Scattering approach to backaction in coherent nanoelectromechanical systems
Steven D. Bennett, Jesse Maassen, Aashish A. Clerk

TL;DR
This paper develops a scattering theory framework to analyze backaction forces and damping in nanoelectromechanical systems, accounting for phase modulation effects and applying it to atomic point contacts.
Contribution
It introduces a general scattering approach to quantify backaction in nanoelectromechanical systems, including phase modulation effects, and applies it to atomic point contacts.
Findings
Backaction depends on transmission probability modulation.
Scattering phases influence backaction even without magnetic fields.
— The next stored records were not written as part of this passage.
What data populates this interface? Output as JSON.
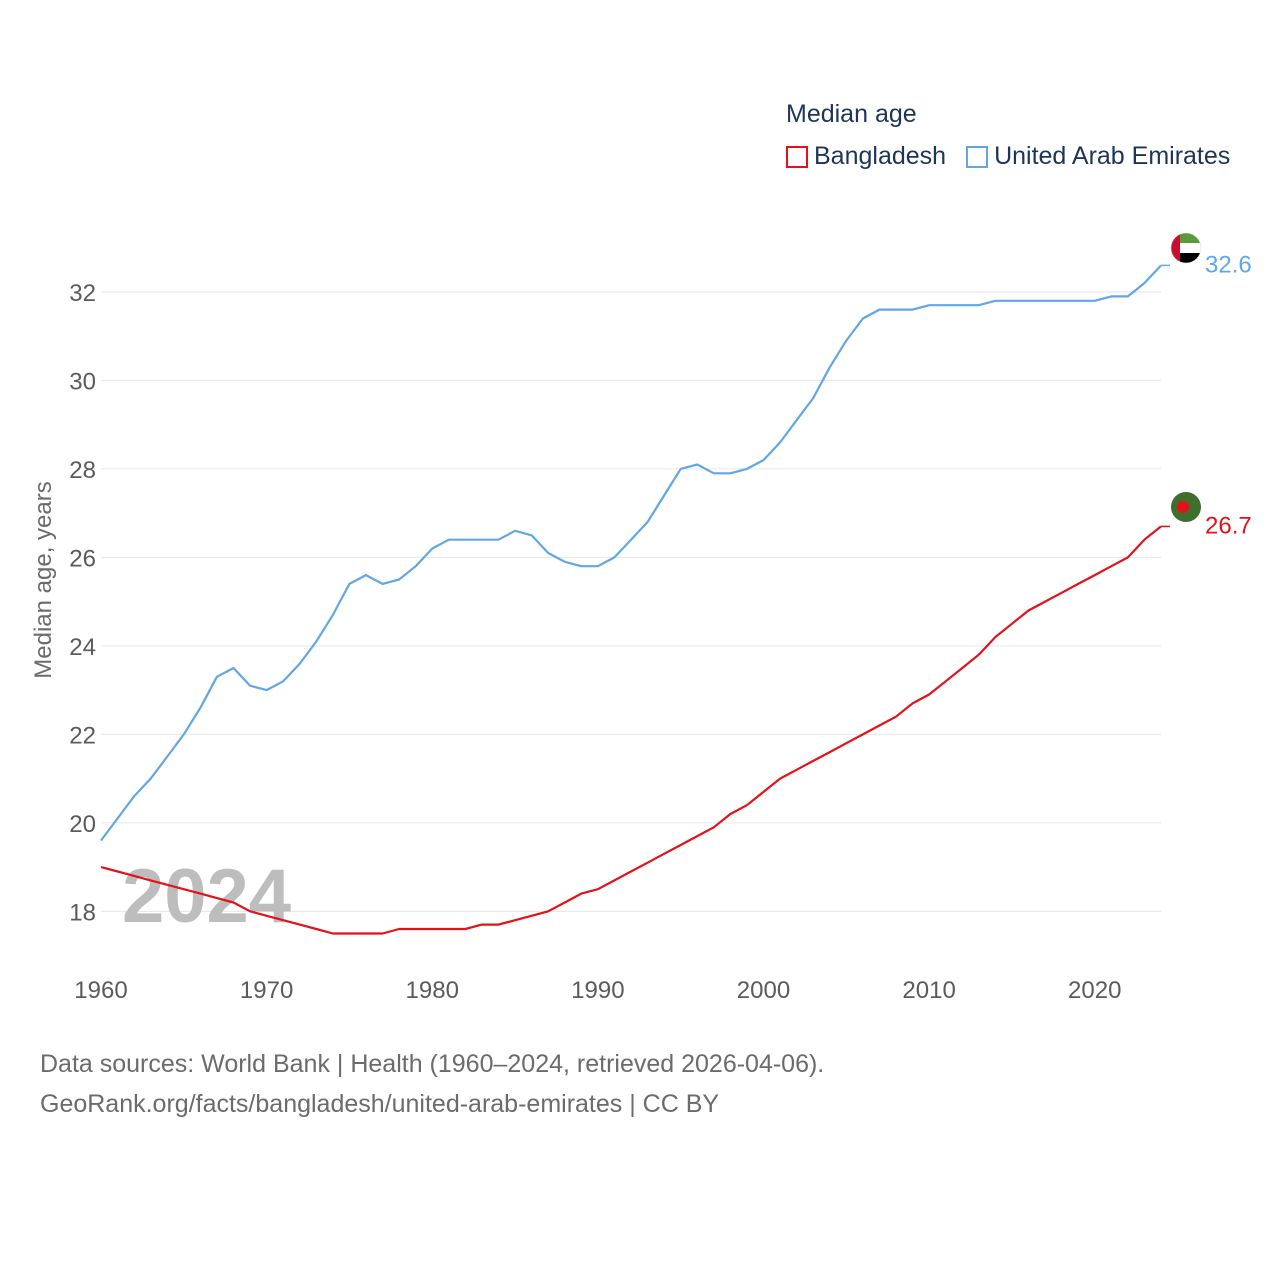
{
  "chart_data": {
    "type": "line",
    "title": "Median age",
    "xlabel": "",
    "ylabel": "Median age, years",
    "year_label": "2024",
    "xlim": [
      1960,
      2024
    ],
    "ylim": [
      16.9,
      33.4
    ],
    "x_ticks": [
      1960,
      1970,
      1980,
      1990,
      2000,
      2010,
      2020
    ],
    "y_ticks": [
      18,
      20,
      22,
      24,
      26,
      28,
      30,
      32
    ],
    "grid": true,
    "legend_position": "top-right",
    "x": [
      1960,
      1961,
      1962,
      1963,
      1964,
      1965,
      1966,
      1967,
      1968,
      1969,
      1970,
      1971,
      1972,
      1973,
      1974,
      1975,
      1976,
      1977,
      1978,
      1979,
      1980,
      1981,
      1982,
      1983,
      1984,
      1985,
      1986,
      1987,
      1988,
      1989,
      1990,
      1991,
      1992,
      1993,
      1994,
      1995,
      1996,
      1997,
      1998,
      1999,
      2000,
      2001,
      2002,
      2003,
      2004,
      2005,
      2006,
      2007,
      2008,
      2009,
      2010,
      2011,
      2012,
      2013,
      2014,
      2015,
      2016,
      2017,
      2018,
      2019,
      2020,
      2021,
      2022,
      2023,
      2024
    ],
    "series": [
      {
        "name": "Bangladesh",
        "color": "#e3121a",
        "end_label": "26.7",
        "values": [
          19.0,
          18.9,
          18.8,
          18.7,
          18.6,
          18.5,
          18.4,
          18.3,
          18.2,
          18.0,
          17.9,
          17.8,
          17.7,
          17.6,
          17.5,
          17.5,
          17.5,
          17.5,
          17.6,
          17.6,
          17.6,
          17.6,
          17.6,
          17.7,
          17.7,
          17.8,
          17.9,
          18.0,
          18.2,
          18.4,
          18.5,
          18.7,
          18.9,
          19.1,
          19.3,
          19.5,
          19.7,
          19.9,
          20.2,
          20.4,
          20.7,
          21.0,
          21.2,
          21.4,
          21.6,
          21.8,
          22.0,
          22.2,
          22.4,
          22.7,
          22.9,
          23.2,
          23.5,
          23.8,
          24.2,
          24.5,
          24.8,
          25.0,
          25.2,
          25.4,
          25.6,
          25.8,
          26.0,
          26.4,
          26.7
        ]
      },
      {
        "name": "United Arab Emirates",
        "color": "#62a6e3",
        "end_label": "32.6",
        "values": [
          19.6,
          20.1,
          20.6,
          21.0,
          21.5,
          22.0,
          22.6,
          23.3,
          23.5,
          23.1,
          23.0,
          23.2,
          23.6,
          24.1,
          24.7,
          25.4,
          25.6,
          25.4,
          25.5,
          25.8,
          26.2,
          26.4,
          26.4,
          26.4,
          26.4,
          26.6,
          26.5,
          26.1,
          25.9,
          25.8,
          25.8,
          26.0,
          26.4,
          26.8,
          27.4,
          28.0,
          28.1,
          27.9,
          27.9,
          28.0,
          28.2,
          28.6,
          29.1,
          29.6,
          30.3,
          30.9,
          31.4,
          31.6,
          31.6,
          31.6,
          31.7,
          31.7,
          31.7,
          31.7,
          31.8,
          31.8,
          31.8,
          31.8,
          31.8,
          31.8,
          31.8,
          31.9,
          31.9,
          32.2,
          32.6
        ]
      }
    ]
  },
  "source": {
    "line1": "Data sources: World Bank | Health (1960–2024, retrieved 2026-04-06).",
    "line2": "GeoRank.org/facts/bangladesh/united-arab-emirates | CC BY"
  }
}
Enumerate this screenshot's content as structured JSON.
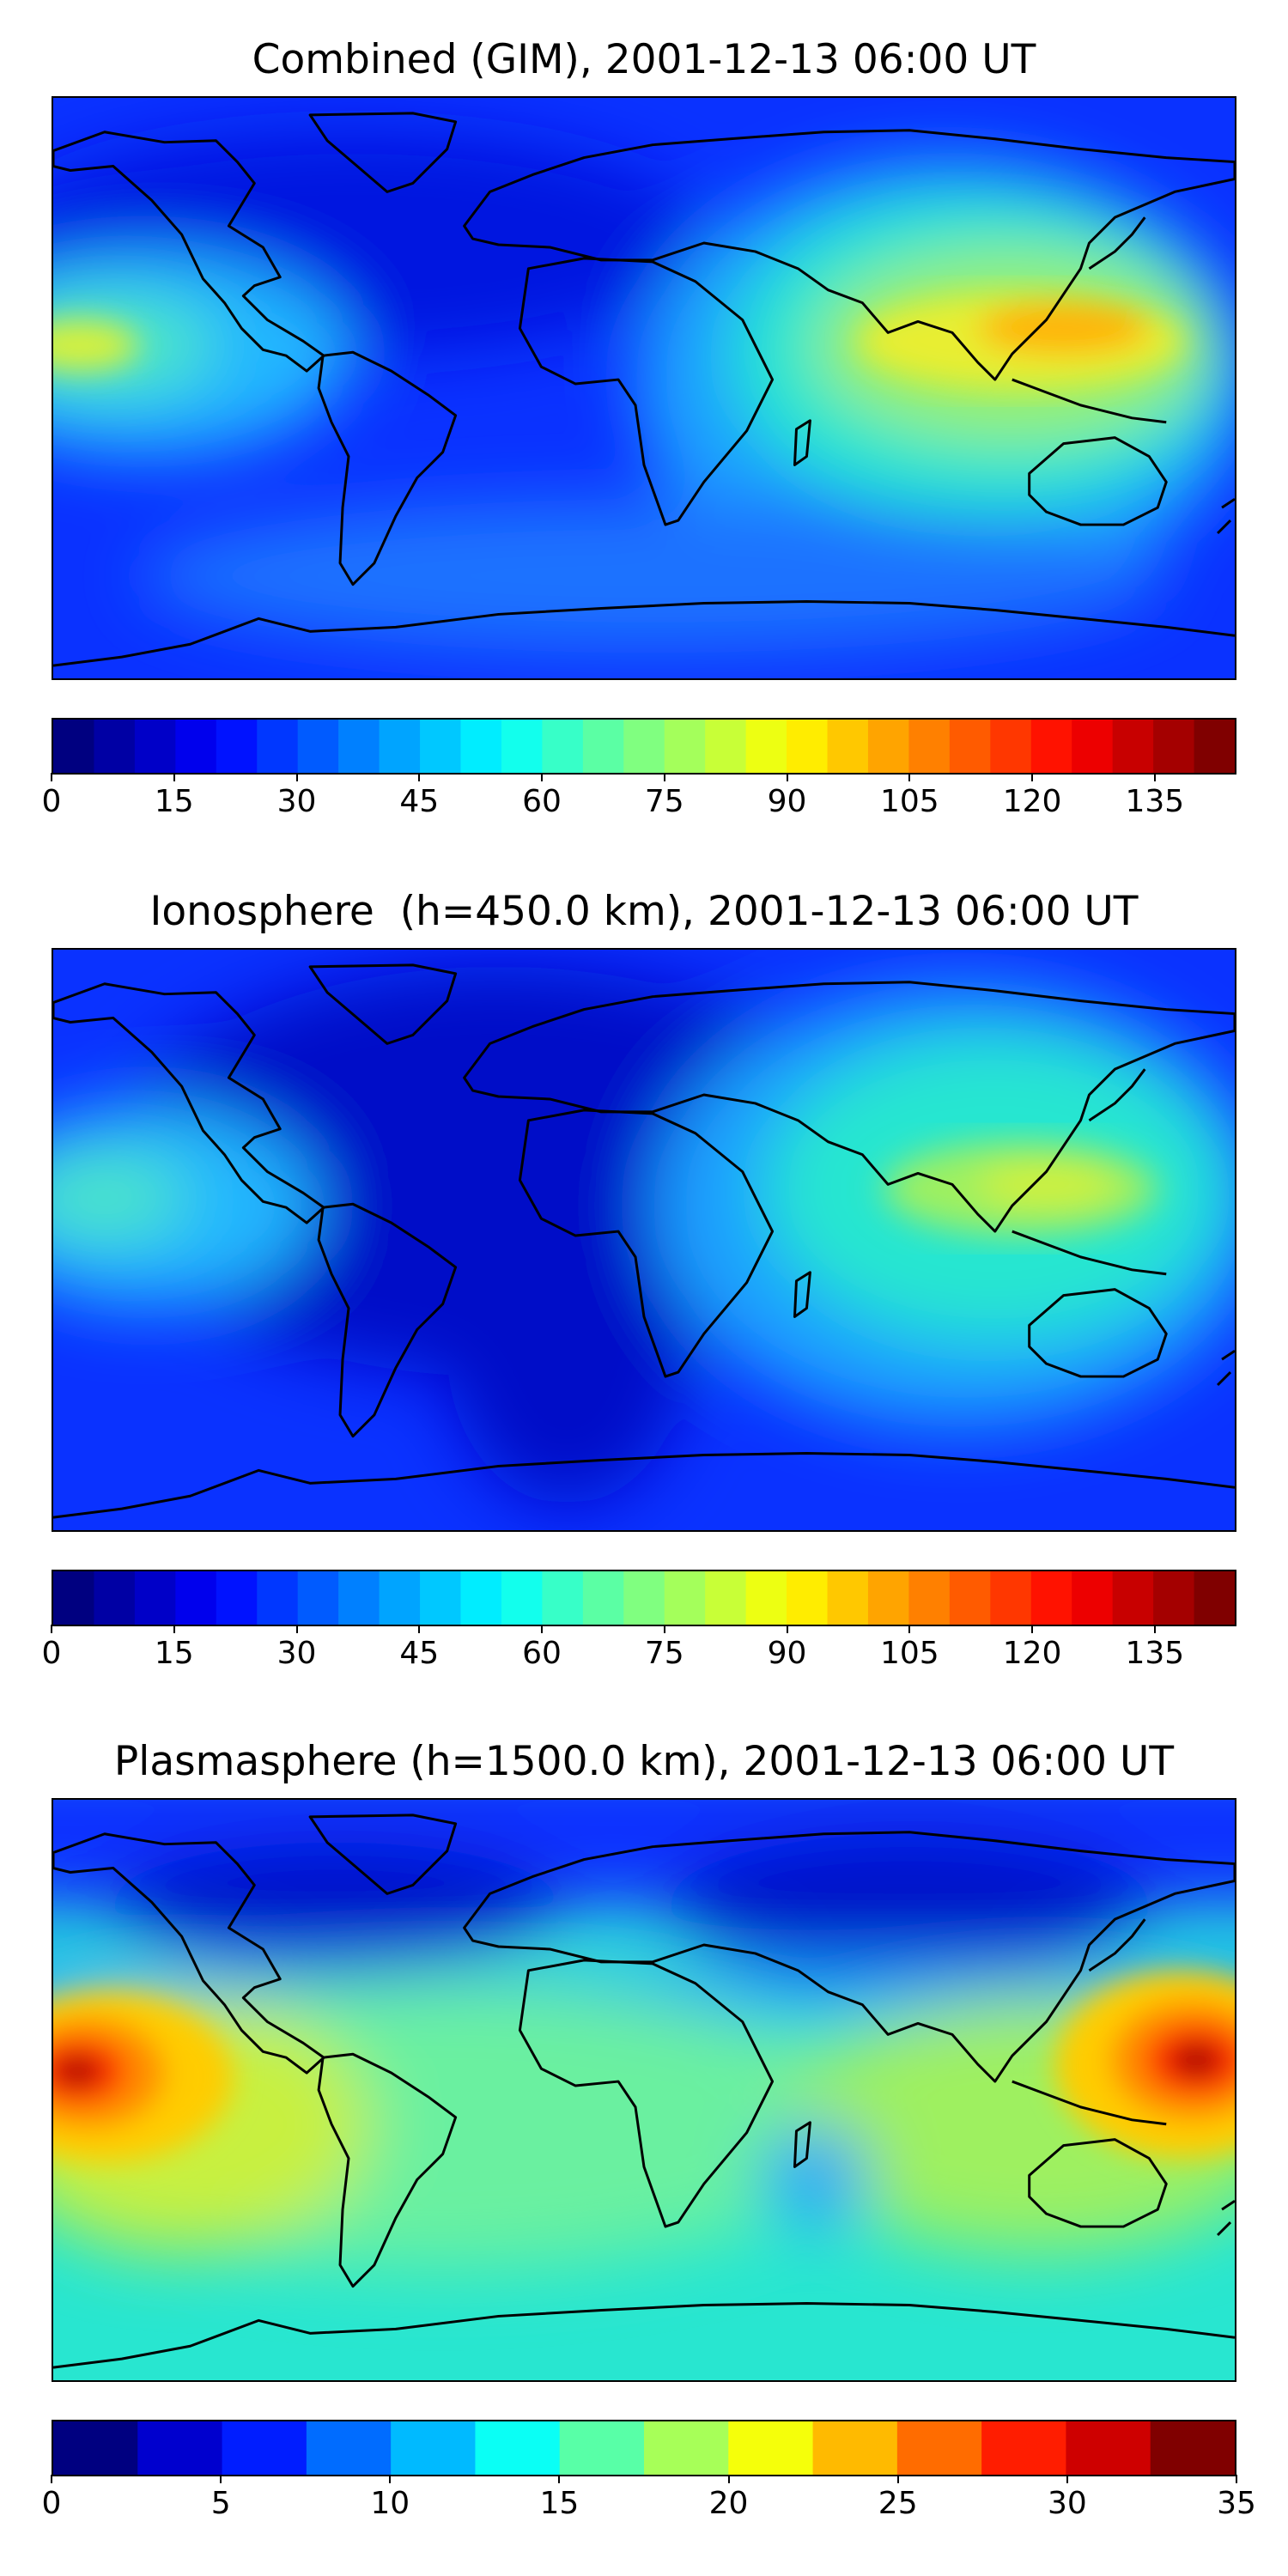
{
  "panels": [
    {
      "title": "Combined (GIM), 2001-12-13 06:00 UT",
      "colorbar": {
        "min": 0,
        "max": 145,
        "levels": 29,
        "ticks": [
          "0",
          "15",
          "30",
          "45",
          "60",
          "75",
          "90",
          "105",
          "120",
          "135"
        ],
        "tick_values": [
          0,
          15,
          30,
          45,
          60,
          75,
          90,
          105,
          120,
          135
        ]
      }
    },
    {
      "title": "Ionosphere  (h=450.0 km), 2001-12-13 06:00 UT",
      "colorbar": {
        "min": 0,
        "max": 145,
        "levels": 29,
        "ticks": [
          "0",
          "15",
          "30",
          "45",
          "60",
          "75",
          "90",
          "105",
          "120",
          "135"
        ],
        "tick_values": [
          0,
          15,
          30,
          45,
          60,
          75,
          90,
          105,
          120,
          135
        ]
      }
    },
    {
      "title": "Plasmasphere (h=1500.0 km), 2001-12-13 06:00 UT",
      "colorbar": {
        "min": 0,
        "max": 35,
        "levels": 14,
        "ticks": [
          "0",
          "5",
          "10",
          "15",
          "20",
          "25",
          "30",
          "35"
        ],
        "tick_values": [
          0,
          5,
          10,
          15,
          20,
          25,
          30,
          35
        ]
      }
    }
  ],
  "colormap": "jet"
}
Application to ab initio models of atomic point contacts.
Abstract
We present theoretical results for the backaction force noise and damping of a mechanical oscillator whose position is measured by a mesoscopic conductor. Our scattering approach is applicable to a wide class of systems; in particular, it may be used to describe point contact position detectors far from the weak tunneling limit. We find that the backaction depends not only on the mechanical modulation of transmission probabilities but also on the modulation of scattering phases, even in the absence of a magnetic field. We illustrate our general approach with several simple examples, and use it to calculate the backaction for a movable, Au atomic point contact modeled by ab initio density functional theory.